Gemawan Datangi Panwas Pusat

Desak KPU Tegas atas Caleg Bermasalah

 

LEMBAGA Gemawan mengunjungi Panwaslu Pusat untuk mendesak KPU agar bersikap tegas. Kepada anggota Panwaslu Pusat, Gemawan juga mengungkapkan kasus legislator bermasalah di Kalbar.

“Tujuan kami tidak lain agar sikap tegas segera diambil KPU, terutama untuk caleg-caleg yang terpilih lagi sedang terindikasi kasus korupsi,” ujar Ketua Gemawan, Hermawansyah kepada Pontianak Post, via telepon selularnya.

 

Menurutnya, tidak pantas seorang legislator yang mewakili aspirasi rakyat terlibat skandal korupsi. “Contohnya untuk 13 angota DPRD Singkawang yang bermasalah, ada 3 legislator yang terpilih kembali,” ujarnya.

Hermawansyah menambahkan, citra KPUD Kalbar yang cukup bagus sebagai salah satu lembaga yang membidani lahirnya legislator-legislator wakil rakyat harus dipertahankan. “Kita lihat KPUD Kalbar sudah cukup tegas dalam menjalankan tugas dan fungsinya. Kami mengamati dari kasus KPU Kota Pontianak, KPU Sintang dan KPU Singkawang,” jelasnya.

Ia menyadari, kendala yang dihadapi KPU saat ini adalah masih lemahnya Undang-undang Pemilu. “Namun jalan keluarnya kan sekarang sudah ada, KPUD diserahkan untuk mengambil kebijakan sendiri dalam menangani kasus ini,” tambahnya. KPUD bisa saja meminta kepada Parpol mengganti calon mereka yang bermasalah tersebut dengan legowo. “Kalau masih dipertahankan, nama parpol juga ikut jelek dimata simpatisannya,” katanya.
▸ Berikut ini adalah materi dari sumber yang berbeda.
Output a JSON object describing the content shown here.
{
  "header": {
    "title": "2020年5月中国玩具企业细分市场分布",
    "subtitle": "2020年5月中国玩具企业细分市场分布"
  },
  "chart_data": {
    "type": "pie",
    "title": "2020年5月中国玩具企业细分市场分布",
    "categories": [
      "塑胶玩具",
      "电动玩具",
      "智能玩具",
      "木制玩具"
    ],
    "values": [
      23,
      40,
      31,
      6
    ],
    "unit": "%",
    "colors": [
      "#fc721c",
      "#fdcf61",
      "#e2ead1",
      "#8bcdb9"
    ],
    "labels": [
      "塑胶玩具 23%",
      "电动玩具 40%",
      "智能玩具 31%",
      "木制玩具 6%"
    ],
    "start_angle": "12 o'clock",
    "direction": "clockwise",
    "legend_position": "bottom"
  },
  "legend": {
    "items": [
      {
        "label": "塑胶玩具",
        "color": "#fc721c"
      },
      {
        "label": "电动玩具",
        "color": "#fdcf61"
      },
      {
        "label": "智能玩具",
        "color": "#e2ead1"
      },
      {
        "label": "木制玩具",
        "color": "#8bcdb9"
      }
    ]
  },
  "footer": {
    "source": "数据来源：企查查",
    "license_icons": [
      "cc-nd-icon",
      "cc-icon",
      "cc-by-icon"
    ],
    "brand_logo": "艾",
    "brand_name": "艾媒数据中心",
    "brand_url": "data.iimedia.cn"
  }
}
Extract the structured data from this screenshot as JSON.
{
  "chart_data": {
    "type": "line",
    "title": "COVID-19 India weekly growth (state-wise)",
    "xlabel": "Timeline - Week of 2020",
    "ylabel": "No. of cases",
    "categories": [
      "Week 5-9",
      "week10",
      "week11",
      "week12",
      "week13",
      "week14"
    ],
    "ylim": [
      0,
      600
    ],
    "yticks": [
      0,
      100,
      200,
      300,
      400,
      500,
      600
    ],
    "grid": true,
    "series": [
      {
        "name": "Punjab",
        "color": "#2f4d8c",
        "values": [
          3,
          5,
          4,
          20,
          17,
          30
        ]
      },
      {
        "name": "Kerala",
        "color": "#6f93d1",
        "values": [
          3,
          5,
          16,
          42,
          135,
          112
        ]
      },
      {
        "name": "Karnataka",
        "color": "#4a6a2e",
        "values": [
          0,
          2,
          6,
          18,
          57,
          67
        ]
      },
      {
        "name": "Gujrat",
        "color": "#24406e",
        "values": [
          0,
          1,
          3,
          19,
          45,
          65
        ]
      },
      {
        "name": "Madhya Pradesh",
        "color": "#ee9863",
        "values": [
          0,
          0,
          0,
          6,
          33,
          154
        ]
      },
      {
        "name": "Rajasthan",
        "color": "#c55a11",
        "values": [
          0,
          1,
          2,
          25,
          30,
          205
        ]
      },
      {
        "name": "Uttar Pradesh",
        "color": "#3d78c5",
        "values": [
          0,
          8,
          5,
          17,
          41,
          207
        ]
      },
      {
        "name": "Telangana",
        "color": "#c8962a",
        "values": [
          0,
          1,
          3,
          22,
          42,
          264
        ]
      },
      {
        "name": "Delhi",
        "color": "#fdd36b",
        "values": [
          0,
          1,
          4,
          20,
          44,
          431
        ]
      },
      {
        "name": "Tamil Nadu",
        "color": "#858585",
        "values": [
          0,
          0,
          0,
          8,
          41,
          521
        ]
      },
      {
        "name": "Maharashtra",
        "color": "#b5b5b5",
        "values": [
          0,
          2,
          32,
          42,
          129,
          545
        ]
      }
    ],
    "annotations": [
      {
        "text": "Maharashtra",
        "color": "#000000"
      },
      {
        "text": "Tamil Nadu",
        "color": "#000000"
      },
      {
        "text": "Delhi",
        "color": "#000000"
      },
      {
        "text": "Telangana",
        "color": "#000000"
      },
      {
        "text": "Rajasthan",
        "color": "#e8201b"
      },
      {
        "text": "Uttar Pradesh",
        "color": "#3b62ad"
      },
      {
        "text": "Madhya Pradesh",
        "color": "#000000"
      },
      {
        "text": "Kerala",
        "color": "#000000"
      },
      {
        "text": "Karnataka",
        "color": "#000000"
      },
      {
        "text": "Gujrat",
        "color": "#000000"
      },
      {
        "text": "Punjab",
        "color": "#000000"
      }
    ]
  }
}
Wakil Ketua Panwaslu Kalbar AR Muzzamil juga menegaskan, dalam mengambil sikap, KPUD Kalbar sudah mempunyai landasan yang cukup kuat untuk membatalkan status caleg yang bermasalah, dengan adanya surat edaran KPU No 1476 tertanggal 26 Agustus lalu.

“Itu sebenarnya sudah merupakan senjata pamungkas KPU untuk mengambil sikap, jangan ragu lagi,” katanya.

Saat ditemui di ruang kerjanya, Ketua KPUD Kalbar Aida Mochtar SAg MHum menyatakan belum dapat mengumumkan nama-nama legistalor yang bermasalah tersebut kepada publik. “Kita lihat dulu bagaimana baiknya,” ujarnya. Aida mengatakan pihaknya akan mengumumkan hal tersebut di depan pers.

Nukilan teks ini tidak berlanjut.